Nämlich, dass das Handy noch immer nichts im Bett verloren hat. Dass Rescue Tropfen kein Äquivalent zum Kaffee darstellen. Dass Jobs nicht in den Urlaub herein telefoniert gehören. Dass Vorsorge besser ist als Nachsorge und Psychotherapie eine Chance, keine Schande. Dass der Körper Signale sendet, auf die man ruhig hören darf, ohne schlechtes Gewissen. Dass Schwäche nichts zum Schämen ist. Dass wir ein Recht auf Auszeiten haben. Auf Überforderung und das Traurigsein. Weil es menschlich ist, nicht permanent zu funktionieren. Weil es sympathisch ist, das auch mal zuzugeben.
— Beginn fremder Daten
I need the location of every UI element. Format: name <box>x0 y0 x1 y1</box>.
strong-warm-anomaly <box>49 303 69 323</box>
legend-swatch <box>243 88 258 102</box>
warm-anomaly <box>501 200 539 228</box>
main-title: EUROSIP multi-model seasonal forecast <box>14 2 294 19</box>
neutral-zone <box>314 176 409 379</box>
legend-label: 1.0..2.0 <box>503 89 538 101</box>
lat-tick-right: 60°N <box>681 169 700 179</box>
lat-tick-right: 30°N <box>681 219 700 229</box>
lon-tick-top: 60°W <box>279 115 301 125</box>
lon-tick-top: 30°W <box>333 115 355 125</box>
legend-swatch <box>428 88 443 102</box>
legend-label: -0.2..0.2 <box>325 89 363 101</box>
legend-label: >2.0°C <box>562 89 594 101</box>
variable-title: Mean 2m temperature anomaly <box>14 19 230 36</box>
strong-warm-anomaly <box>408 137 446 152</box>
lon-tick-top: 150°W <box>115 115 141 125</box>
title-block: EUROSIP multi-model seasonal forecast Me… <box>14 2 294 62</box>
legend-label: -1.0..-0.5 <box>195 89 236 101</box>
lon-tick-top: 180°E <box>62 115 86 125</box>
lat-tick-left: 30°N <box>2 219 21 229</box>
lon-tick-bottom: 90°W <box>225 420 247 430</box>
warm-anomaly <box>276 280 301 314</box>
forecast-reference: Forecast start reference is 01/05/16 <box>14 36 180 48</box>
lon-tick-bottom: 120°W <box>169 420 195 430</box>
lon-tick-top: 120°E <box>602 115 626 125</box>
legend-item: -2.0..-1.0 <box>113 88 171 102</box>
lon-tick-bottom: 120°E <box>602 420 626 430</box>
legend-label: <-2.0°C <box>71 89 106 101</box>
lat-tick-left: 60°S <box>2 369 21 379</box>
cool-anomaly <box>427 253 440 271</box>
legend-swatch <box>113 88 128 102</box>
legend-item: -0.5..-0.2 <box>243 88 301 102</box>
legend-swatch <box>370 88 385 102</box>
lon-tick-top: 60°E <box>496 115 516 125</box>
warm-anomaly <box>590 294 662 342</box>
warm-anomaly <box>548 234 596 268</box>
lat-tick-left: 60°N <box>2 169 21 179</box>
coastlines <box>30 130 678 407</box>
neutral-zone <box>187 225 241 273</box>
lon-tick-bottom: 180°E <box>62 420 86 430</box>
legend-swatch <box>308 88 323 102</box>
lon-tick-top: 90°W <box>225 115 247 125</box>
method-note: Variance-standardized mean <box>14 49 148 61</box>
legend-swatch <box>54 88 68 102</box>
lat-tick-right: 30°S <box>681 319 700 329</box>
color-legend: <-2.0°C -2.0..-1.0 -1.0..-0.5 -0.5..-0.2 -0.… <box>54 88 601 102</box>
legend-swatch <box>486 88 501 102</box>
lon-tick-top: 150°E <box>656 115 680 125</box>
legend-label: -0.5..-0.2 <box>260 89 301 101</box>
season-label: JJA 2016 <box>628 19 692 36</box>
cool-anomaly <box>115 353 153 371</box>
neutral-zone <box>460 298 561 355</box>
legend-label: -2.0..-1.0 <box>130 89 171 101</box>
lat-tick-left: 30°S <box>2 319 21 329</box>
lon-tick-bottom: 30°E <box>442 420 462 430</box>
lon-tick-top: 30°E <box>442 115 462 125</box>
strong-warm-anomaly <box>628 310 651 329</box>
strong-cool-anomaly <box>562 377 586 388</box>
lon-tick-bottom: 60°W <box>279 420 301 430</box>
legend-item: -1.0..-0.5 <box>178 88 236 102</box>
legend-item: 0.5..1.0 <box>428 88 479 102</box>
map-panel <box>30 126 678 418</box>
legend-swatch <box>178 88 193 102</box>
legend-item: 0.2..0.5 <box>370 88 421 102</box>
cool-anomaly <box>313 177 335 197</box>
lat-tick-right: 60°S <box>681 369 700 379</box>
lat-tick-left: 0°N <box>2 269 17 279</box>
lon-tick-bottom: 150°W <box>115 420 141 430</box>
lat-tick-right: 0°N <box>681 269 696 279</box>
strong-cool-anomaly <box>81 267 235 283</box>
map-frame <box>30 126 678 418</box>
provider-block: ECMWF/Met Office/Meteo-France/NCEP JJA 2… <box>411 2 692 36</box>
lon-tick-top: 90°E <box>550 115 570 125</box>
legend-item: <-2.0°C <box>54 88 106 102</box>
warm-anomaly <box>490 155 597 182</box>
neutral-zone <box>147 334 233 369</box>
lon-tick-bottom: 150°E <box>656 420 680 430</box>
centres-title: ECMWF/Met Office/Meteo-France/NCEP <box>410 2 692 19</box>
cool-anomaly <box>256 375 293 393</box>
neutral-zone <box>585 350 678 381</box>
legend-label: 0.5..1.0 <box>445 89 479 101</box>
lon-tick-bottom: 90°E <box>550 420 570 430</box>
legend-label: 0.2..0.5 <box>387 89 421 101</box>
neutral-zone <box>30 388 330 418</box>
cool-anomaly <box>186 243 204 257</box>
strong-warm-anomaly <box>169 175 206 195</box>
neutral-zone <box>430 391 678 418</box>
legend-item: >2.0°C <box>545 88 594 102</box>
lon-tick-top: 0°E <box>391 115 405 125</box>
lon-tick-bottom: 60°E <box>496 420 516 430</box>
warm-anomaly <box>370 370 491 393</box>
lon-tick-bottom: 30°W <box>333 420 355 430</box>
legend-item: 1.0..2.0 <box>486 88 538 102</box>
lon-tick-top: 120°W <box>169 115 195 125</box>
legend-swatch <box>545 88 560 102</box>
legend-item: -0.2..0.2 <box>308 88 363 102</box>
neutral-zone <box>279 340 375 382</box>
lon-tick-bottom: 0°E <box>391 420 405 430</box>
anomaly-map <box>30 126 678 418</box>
Das Fässchen ist nämlich voll, wie man so schön sagt. Und wenn ich nicht aufpasse, dann gehe ich bald geistig über die Wupper, bemerkte der der Arzt, der mir nicht nur Spritzen, sondern auch eine Kur empfahl. Eine kleine Solo-Reise. Oder ein Yoga-Camp. Kapiere ich nicht, habe ich da gesagt. Mir geht es doch meisten super und manchmal ok aber fast nie richtig kacke. Genau, sagte er da. Das sei ja gerade das Bescheuerte. Dass zu viele Leute heutzutage erst etwas für sich täten, wenn die Waage des Wohlbefindens längst gen Scheiße rüber gekippt sei – Auf dass es irgendwann besser werde. Dabei, erklärte er weiter, wäre es doch viel einleuchtender, schon dann aktiv zu werden, wenn alles so mittelgut sei. Weil es doch eigentlich super sein könnte, würde man sich nicht permanent von sich selbst ablenken und ständig nur an andere(s) denken.
Meine Mama hat demnach wohl schon viel früher als ich verstanden, dass sogar gelegentliches Blaumachen wichtig für die Seele sein kann. Weil wir uns dann aktiv für uns entscheiden. Deshalb bekam jedes Kind in meiner Familie einen güldenen Faulenzer-Joker pro Quartal ausgehändigt – einzulösen am Abend vor dem nächsten Schultag. Gestern habe ich mir ein Beispiel daran genommen und lange gefrühstückt, ohne Laptop auf dem Bauch. Losgelassen und allen abgesagt. Plötzlich war da so viel Zeit! Sogar genug, um einen Wanderurlaub zu buchen. Endlich mal. Denn, stimmt, da war ja was. Nämlich das schöne Leben, über das wir nicht nur ständig reden sollten, in der Theorie, ganz so, als hätten wir noch ewig Zeit. Wir sind ja sowieso schon mittendrin und müssen im Grunde einfach nur mitmachen bevor es wahrhaftig zu spät ist. Zum Beispiel für Applaus – der ab sofort aber vor allen den mutigen Faulenzern gebühren sollte.